Уральский ныне один из немногих, кто намеренно уходит от навязчивого диктата «современного танца». Он не боится вернуть балету смысл развлечения. Он развлекал нас рассказом в «Гойе», он развлекал юношескими воспоминаниями о прочитанных книгах в «Вальсе белых орхидей», он развлекал брутальностью «Ромео и Джульетты». Сейчас он снова развлекает и берёт для этого изрядно подзабытую форму: оперу-балет. Думаю, живи сегодня Люлли и Рамо, они бы создавали как раз подобные произведения: с певцами, дрессировщиками и машинерией. Старые мастера хорошо чувствовали то, что можно определить именно как «душа танца» в её прикосновении к балету – этому не слишком утончённому искусству, ставшему лишь по невероятному оскудению инстинктов публики «искусством для избранных».
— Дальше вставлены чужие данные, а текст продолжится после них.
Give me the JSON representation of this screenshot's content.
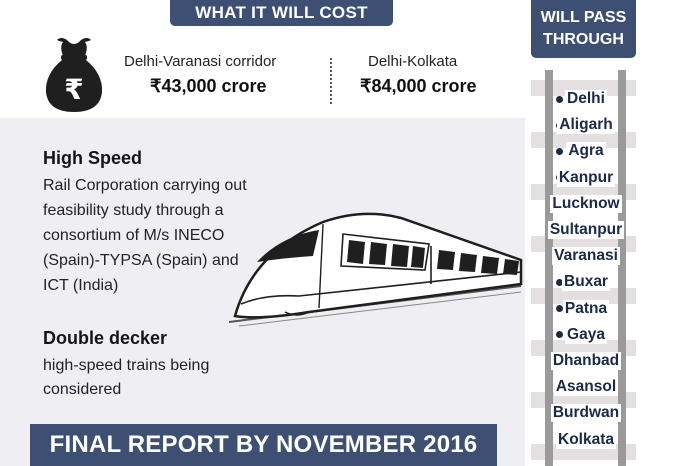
{
  "cost": {
    "heading": "WHAT IT WILL COST",
    "corridors": [
      {
        "label": "Delhi-Varanasi corridor",
        "amount": "₹43,000 crore"
      },
      {
        "label": "Delhi-Kolkata",
        "amount": "₹84,000 crore"
      }
    ]
  },
  "info": {
    "high_speed_title": "High Speed",
    "high_speed_text": "Rail Corporation carrying out feasibility study through a consortium of M/s INECO (Spain)-TYPSA (Spain) and ICT (India)",
    "double_decker_title": "Double decker",
    "double_decker_text": "high-speed trains being considered"
  },
  "footer": {
    "banner": "FINAL REPORT BY NOVEMBER 2016"
  },
  "route": {
    "heading": "WILL PASS THROUGH",
    "stations": [
      "Delhi",
      "Aligarh",
      "Agra",
      "Kanpur",
      "Lucknow",
      "Sultanpur",
      "Varanasi",
      "Buxar",
      "Patna",
      "Gaya",
      "Dhanbad",
      "Asansol",
      "Burdwan",
      "Kolkata"
    ]
  },
  "icons": {
    "money_bag": "money-bag-icon",
    "train": "train-illustration",
    "station_marker": "station-dot-icon"
  },
  "colors": {
    "banner": "#3d4f72",
    "station_text": "#1a2a4a",
    "rail": "#9a9a9a",
    "tie": "#e4dfe0"
  }
}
Врёте, канальи! Балет был, есть и будет искусством для масс, т. е. по-настоящему элитарным искусством, поэтому я всегда был, есть и буду на стороне театра Уральского – театра простых радостей и невинных развлечений. Тем более что такой «архаичный» взгляд на балет куда как более верен для конкретного «здесь и сейчас», нежели взгляд на танец как на результат электросудорожной социотерапии: уже развлекают третий мир частные армии, где-то в первом мире, возможно, ведёт борьбу с современностью и частный балет. Значит?

Добро пожаловать в Новое Средневековье, которое ощущают и приветствуют пока лишь избранные. На театре – в особенности.

На фото: спектакль К. Уральского «Пиаф. Я не жалею ни о чём», Астраханский государственный театр оперы и балета.